Other Diagnostic Studies
A rectal biopsy showing the absence of ganglion cells is the only definitive method of diagnosis.
Treatment
Medical Therapy
Medical therapy only plays a supportive role in the management of Hirschsprung's disease. Medical therapy indications include preventing disease complications, preventing post-operative infections, and managing post-operative bowel function. Intravenous fluid resuscitation and maintenance, nasogastric decompression, and the administration of intravenous antibiotics (as indicated) remain the cornerstones of initial medical management.[4][5]
Surgery
The usual treatment is pull-through surgery, in which the portion of the colon that has nerve cells is pulled through and sewn over the portion that lacks nerve cells (National Digestive Diseases Information Clearinghouse).
Primary Prevention
There are no primary preventive measures for Hirschsprung's disease.
Secondary Prevention
To prevent complications of Hirschsprung's disease, diagnosis is required. Secondary preventive measures include the administration of laxatives and antibiotics to prevent obstruction and infection, respectively.
References
- ↑ Worman and Ganiats 1995, Am Fam Physician 51, 487-494 [1]
- ↑ Stanescu AL, Liszewski MC, Lee EY, Phillips GS (2017). "Neonatal Gastrointestinal Emergencies: Step-by-Step Approach". Radiol. Clin. North Am. 55 (4): 717–739. doi:10.1016/j.rcl.2017.02.010. PMID 28601177.
- ↑ 3.0 3.1 3.2 Das K, Mohanty S (2017). "Hirschsprung Disease - Current Diagnosis and Management". Indian J Pediatr. doi:10.1007/s12098-017-2371-8. PMID 28600660.

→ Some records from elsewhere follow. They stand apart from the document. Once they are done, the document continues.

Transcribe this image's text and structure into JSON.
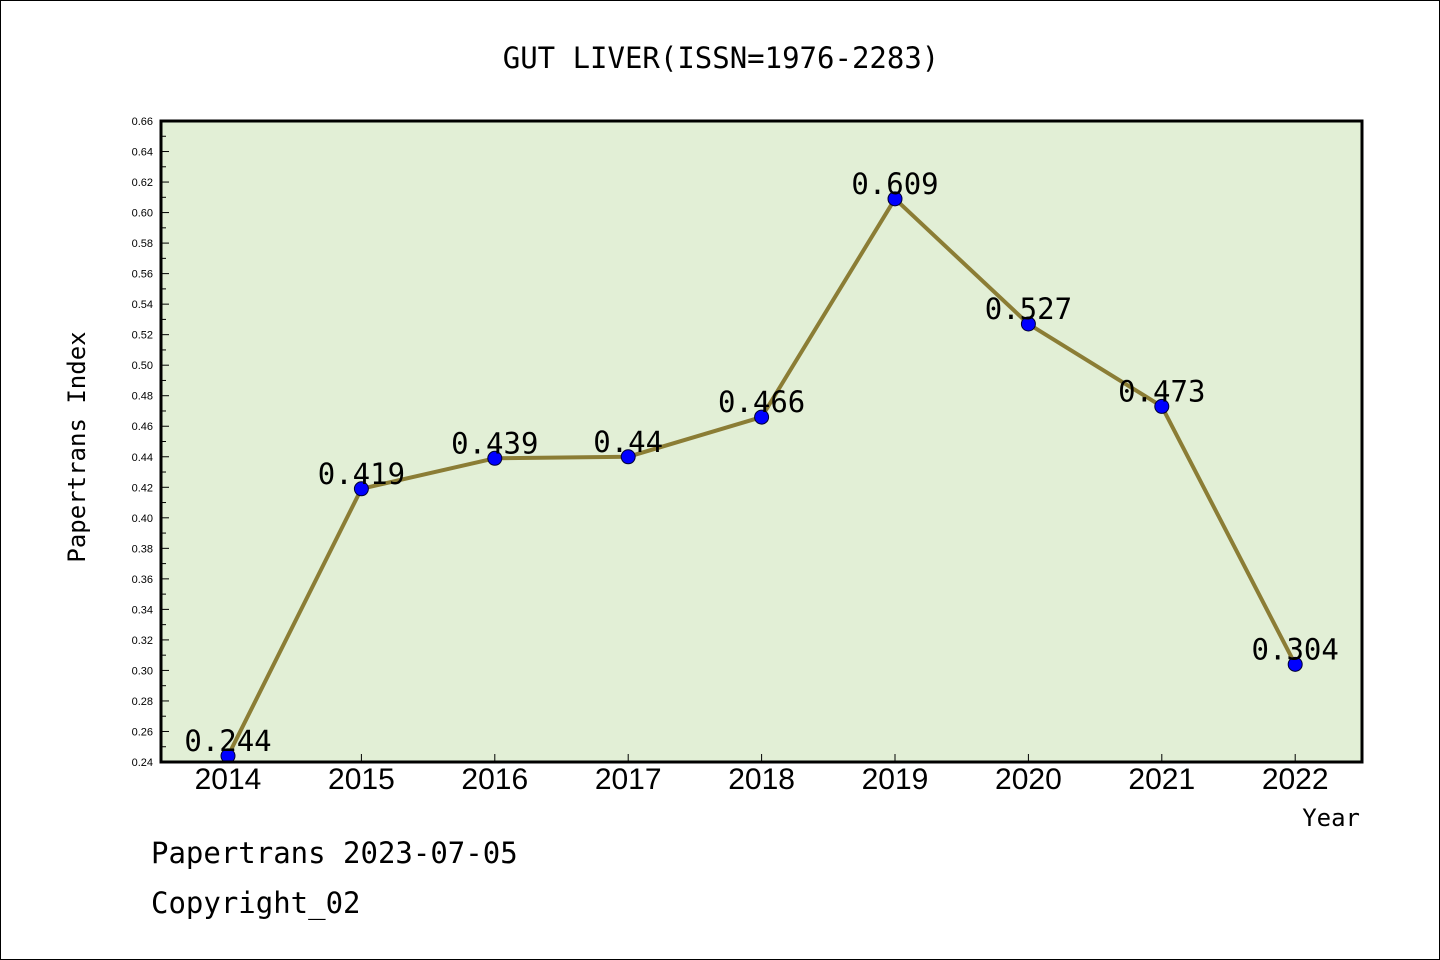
{
  "chart_data": {
    "type": "line",
    "title": "GUT LIVER(ISSN=1976-2283)",
    "xlabel": "Year",
    "ylabel": "Papertrans Index",
    "categories": [
      "2014",
      "2015",
      "2016",
      "2017",
      "2018",
      "2019",
      "2020",
      "2021",
      "2022"
    ],
    "values": [
      0.244,
      0.419,
      0.439,
      0.44,
      0.466,
      0.609,
      0.527,
      0.473,
      0.304
    ],
    "data_labels": [
      "0.244",
      "0.419",
      "0.439",
      "0.44",
      "0.466",
      "0.609",
      "0.527",
      "0.473",
      "0.304"
    ],
    "ylim": [
      0.24,
      0.66
    ],
    "yticks": [
      "0.24",
      "0.26",
      "0.28",
      "0.30",
      "0.32",
      "0.34",
      "0.36",
      "0.38",
      "0.40",
      "0.42",
      "0.44",
      "0.46",
      "0.48",
      "0.50",
      "0.52",
      "0.54",
      "0.56",
      "0.58",
      "0.60",
      "0.62",
      "0.64",
      "0.66"
    ],
    "grid": false,
    "colors": {
      "plot_background": "#e2efd6",
      "line": "#8b7d35",
      "marker": "#0000ff"
    }
  },
  "footer": {
    "line1": "Papertrans 2023-07-05",
    "line2": "Copyright_02"
  }
}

- ↑ Langer JC, Rollins MD, Levitt M, Gosain A, Torre L, Kapur RP, Cowles RA, Horton J, Rothstein DH, Goldstein AM (2017). "Guidelines for the management of postoperative obstructive symptoms in children with Hirschsprung disease". Pediatr. Surg. Int. 33 (5): 523–526. doi:10.1007/s00383-017-4066-7. PMID 28180937.
- ↑ Burkardt DD, Graham JM, Short SS, Frykman PK (2014). "Advances in Hirschsprung disease genetics and treatment strategies: an update for the primary care pediatrician". Clin Pediatr (Phila). 53 (1): 71–81. doi:10.1177/0009922813500846. PMID 24002048.